Tuesday, January 27, 2009

utm fraternities’ gpas rise as sororities’ decline

The paradigm of sororities as orderly and studious bastions of scholarship contrasted with less-than-academically-inclined fraternities is rarely so simple. The conditions at the University of Tennessee at Martin provide an illustration. Seven of eleven fraternities on campus saw their GPAs rise year over year, and none of the retrograde four lost more than seven hundredths of a point from their average GPA. The bellwether is Omega Psi Phi with almost a thirty percent gain, though some other fraternities did nearly as well.
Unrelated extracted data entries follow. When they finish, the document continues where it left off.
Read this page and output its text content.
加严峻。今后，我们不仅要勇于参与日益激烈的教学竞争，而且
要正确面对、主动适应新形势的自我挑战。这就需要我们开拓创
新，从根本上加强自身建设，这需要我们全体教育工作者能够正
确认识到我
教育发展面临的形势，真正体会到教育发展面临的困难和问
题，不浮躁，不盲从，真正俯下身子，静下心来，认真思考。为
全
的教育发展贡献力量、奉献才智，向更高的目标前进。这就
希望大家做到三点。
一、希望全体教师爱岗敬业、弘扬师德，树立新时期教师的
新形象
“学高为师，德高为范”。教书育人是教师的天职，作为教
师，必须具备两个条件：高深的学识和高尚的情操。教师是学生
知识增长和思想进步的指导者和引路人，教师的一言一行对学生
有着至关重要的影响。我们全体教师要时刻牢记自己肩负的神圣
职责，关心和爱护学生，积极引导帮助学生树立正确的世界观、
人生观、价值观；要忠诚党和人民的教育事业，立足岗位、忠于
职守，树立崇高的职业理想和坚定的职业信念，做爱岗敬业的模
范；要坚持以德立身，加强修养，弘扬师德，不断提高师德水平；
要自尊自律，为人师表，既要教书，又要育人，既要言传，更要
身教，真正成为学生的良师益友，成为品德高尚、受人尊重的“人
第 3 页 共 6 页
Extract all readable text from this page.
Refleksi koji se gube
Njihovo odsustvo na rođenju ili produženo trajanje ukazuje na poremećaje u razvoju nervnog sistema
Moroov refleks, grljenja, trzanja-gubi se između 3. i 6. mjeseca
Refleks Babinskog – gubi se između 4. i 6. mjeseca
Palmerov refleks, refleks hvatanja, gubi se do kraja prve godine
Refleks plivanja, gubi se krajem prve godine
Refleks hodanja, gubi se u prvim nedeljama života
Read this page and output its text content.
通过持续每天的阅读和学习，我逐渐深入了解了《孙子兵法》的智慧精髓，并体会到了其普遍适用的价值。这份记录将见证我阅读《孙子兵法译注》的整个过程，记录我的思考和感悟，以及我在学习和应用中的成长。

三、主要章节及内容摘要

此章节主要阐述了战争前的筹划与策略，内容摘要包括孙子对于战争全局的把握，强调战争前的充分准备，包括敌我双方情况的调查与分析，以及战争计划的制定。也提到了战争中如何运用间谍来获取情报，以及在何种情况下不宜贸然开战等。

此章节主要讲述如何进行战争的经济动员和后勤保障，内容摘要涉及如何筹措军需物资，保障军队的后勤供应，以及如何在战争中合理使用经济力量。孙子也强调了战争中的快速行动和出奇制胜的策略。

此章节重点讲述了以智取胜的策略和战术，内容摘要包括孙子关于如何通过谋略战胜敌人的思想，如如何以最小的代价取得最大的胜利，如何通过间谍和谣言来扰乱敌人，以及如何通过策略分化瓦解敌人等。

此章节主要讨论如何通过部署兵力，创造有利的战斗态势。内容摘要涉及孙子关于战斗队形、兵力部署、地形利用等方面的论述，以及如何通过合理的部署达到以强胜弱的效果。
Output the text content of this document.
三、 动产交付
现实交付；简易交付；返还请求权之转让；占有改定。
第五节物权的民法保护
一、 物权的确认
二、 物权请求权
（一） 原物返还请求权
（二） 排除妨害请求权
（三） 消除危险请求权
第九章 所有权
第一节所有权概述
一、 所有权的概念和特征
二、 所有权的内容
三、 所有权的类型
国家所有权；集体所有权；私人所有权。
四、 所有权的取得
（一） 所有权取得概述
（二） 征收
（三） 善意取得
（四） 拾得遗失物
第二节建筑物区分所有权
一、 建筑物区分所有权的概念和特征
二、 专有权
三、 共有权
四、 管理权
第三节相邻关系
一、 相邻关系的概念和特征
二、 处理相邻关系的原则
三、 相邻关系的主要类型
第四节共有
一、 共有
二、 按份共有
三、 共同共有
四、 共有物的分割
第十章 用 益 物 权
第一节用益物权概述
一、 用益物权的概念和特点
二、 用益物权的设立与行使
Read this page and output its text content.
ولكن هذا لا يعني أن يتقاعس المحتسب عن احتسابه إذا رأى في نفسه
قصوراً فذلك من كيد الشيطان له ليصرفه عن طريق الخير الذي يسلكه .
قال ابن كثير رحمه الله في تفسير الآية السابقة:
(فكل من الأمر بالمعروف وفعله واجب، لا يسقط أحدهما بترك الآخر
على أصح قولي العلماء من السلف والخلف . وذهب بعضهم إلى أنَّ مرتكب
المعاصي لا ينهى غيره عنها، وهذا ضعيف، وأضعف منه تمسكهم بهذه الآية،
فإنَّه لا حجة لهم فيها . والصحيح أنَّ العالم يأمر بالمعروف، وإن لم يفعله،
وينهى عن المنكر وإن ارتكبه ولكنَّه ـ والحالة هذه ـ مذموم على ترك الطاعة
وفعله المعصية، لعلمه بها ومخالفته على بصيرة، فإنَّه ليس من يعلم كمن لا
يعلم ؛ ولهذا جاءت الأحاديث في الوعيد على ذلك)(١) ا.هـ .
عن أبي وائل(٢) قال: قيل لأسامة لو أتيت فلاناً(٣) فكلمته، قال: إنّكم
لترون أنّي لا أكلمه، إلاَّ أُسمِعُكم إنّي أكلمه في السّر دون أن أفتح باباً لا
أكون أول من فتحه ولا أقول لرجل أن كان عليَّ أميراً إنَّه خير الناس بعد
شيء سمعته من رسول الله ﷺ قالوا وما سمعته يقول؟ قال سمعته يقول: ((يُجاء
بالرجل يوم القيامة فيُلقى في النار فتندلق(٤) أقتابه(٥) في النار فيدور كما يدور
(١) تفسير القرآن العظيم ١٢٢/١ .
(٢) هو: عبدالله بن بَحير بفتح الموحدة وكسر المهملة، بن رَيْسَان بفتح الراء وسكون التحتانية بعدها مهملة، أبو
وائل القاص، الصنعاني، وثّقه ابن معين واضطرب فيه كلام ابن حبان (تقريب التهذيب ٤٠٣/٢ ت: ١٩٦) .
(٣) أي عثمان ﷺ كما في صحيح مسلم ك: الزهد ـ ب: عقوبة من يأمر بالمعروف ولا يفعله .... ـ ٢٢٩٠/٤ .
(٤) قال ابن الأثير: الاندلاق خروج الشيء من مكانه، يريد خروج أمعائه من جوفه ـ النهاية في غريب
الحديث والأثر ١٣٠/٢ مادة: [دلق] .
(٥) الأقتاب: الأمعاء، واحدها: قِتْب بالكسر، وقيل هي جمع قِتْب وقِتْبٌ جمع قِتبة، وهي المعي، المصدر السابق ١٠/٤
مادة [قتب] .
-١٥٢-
To be fair, Omega Psi Phi's rise still left its GPA below both the all-fraternity and all-independent averages; the absolute champion academically was Sigma Chi, with a 3.10 mean.

By contrast, only two of eight sororities (Delta Sigma Theta and Zeta Phi Beta) saw their GPAs rise, and neither by more than ten percent. But the sororities were already outpacing fraternities in absolute terms, with an all-sorority average of 3.02 trumping the all-fraternity average of 2.72—and also every individual fraternity except Sigma Chi. So the recent shifts only indicate the fraternity system catching up with sororities rather than surging ahead. Happily, both the all-fraternity and all-sorority averages were neatly over those of independents.